At the most basic level, all metal trash cans should be removed from stations and replaced with plastic bins on wheels. The bins can be readily removed in the event of a bomb scare, and plastic is less likely to emit deadly pieces of shrapnel should an explosive device go off in one of them.

Serious thought should also be given to removing all luggage lockers from stations, since these containers represent an ideal place to hide and detonate a bomb.

Greater use of well-placed closed-circuit television cameras should be emphasized. These systems have the potential to substantially facilitate post-incident investigations, as was well demonstrated in the case of the London underground bombings last year. The MTA is moving ahead with plans to add 1,000 more cameras to its surveillance system, although adequate monitoring of these cameras will remain problematic.

Regular testing of existing security protocols to identify gaps and loopholes would also be useful. So would randomizing and enhancing visible police patrols at stations, as the MTA has done. Retrofitting rail cars with pop-off roofs and pop-out windows to dissipate explosive shockwaves, although expensive, would certainly help, too.

Besides these measures, active civic outreach efforts - such as the MTA's "If you see something, say something" campaign - stressing the need for train passengers to quickly report suspicious behavior or packages should be implemented. In addition to posters at stations and on trains, messages should be transmitted through public address systems and regularly aired in advertisements on commercial television and radio to highlight the importance of vigilance at any mass transit location.

Finally, employee awareness education should be stressed. Rail workers should be equipped with a decision-making framework that they can apply to assess potentially dangerous and suspicious situations without having to be an expert in threat identification.
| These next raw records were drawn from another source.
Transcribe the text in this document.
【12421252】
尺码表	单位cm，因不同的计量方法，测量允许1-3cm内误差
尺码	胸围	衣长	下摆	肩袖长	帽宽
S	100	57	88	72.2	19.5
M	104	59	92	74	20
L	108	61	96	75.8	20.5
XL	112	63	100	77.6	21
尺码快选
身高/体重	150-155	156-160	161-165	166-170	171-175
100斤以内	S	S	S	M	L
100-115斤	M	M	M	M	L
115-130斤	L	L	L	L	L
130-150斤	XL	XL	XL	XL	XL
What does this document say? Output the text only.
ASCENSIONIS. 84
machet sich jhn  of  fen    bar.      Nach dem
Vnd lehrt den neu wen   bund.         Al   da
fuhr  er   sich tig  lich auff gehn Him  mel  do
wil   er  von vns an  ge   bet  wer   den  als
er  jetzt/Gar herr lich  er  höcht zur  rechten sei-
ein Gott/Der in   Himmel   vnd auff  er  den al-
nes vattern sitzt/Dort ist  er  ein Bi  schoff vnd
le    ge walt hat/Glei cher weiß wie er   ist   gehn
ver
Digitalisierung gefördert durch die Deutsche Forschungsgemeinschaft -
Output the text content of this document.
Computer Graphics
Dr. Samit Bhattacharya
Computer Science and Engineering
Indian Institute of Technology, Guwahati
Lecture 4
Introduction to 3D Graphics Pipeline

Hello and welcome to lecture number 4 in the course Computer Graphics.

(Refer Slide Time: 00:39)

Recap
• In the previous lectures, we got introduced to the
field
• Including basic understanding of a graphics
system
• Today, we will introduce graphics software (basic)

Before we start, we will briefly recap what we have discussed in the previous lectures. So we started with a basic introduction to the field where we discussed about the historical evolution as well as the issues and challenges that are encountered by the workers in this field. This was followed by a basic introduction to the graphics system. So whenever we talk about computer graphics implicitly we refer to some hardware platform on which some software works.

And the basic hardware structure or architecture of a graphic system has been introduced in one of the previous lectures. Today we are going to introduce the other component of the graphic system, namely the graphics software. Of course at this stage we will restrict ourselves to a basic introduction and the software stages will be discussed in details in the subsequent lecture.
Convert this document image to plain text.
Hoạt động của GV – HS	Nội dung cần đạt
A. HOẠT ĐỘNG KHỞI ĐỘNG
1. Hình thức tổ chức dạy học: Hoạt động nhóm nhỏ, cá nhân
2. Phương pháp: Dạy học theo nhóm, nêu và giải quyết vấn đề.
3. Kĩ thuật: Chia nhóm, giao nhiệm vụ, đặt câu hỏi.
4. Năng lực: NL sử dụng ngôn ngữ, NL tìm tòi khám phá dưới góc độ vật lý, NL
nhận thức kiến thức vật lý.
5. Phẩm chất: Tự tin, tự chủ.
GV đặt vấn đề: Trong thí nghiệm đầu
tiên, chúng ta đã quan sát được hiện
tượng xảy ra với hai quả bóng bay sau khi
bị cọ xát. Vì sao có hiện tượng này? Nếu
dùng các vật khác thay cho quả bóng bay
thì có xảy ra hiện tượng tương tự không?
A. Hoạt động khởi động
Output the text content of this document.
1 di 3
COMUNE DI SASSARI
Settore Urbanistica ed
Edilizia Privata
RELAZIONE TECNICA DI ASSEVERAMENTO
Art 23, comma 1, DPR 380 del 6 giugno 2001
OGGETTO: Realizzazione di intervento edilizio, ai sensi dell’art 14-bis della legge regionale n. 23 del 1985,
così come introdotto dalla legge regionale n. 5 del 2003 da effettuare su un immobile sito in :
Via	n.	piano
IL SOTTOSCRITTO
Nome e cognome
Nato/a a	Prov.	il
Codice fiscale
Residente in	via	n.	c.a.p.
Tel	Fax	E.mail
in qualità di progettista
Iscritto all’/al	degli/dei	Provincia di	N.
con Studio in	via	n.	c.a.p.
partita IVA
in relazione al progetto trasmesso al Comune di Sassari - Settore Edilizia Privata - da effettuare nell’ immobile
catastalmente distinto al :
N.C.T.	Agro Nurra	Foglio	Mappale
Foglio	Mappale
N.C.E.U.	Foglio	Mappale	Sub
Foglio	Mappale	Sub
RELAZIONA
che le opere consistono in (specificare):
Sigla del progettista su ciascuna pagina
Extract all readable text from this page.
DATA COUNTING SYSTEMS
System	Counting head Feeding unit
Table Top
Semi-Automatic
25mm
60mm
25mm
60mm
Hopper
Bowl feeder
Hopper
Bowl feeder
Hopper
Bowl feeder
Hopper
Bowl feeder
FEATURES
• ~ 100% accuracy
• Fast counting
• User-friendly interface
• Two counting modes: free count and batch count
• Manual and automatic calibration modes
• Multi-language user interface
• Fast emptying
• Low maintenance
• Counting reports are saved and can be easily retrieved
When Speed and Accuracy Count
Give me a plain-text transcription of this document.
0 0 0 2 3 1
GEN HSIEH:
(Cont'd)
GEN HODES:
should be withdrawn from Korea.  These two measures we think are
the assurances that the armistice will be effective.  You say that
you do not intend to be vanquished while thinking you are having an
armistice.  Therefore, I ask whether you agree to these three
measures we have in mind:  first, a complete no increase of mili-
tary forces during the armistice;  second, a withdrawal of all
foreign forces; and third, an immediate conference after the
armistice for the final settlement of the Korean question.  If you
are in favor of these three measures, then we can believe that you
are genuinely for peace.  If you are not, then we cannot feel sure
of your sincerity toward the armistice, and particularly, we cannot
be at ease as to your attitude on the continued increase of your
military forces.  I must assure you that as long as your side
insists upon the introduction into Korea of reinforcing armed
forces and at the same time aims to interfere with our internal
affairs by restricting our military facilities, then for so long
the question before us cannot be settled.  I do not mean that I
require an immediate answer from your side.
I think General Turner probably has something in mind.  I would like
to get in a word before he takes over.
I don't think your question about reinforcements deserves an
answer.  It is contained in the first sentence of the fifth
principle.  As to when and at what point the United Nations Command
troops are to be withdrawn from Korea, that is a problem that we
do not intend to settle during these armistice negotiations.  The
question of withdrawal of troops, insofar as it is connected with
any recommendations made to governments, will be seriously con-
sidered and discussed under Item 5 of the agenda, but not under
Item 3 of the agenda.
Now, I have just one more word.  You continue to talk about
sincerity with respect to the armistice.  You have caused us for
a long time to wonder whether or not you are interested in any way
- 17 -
Over the longer term, new generation inspection devices to screen people and baggage, including "smart" video surveillance systems that are capable of facial recognition should be considered. But investments in these types of technologies must always be considered in light of the safeguards that can be reasonably achieved and at what expense.

Attempting to institute 100 percent security is impossible given the nature and purpose of mass transit.

Rather, the objective should be the development of a set of counterterrorist tools that are able to manage risks within acceptable levels, without making mass transit too slow or too expensive to continue attracting riders.

Peter Chalk is a terrorism expert at the RAND Corp., a nonprofit research organization.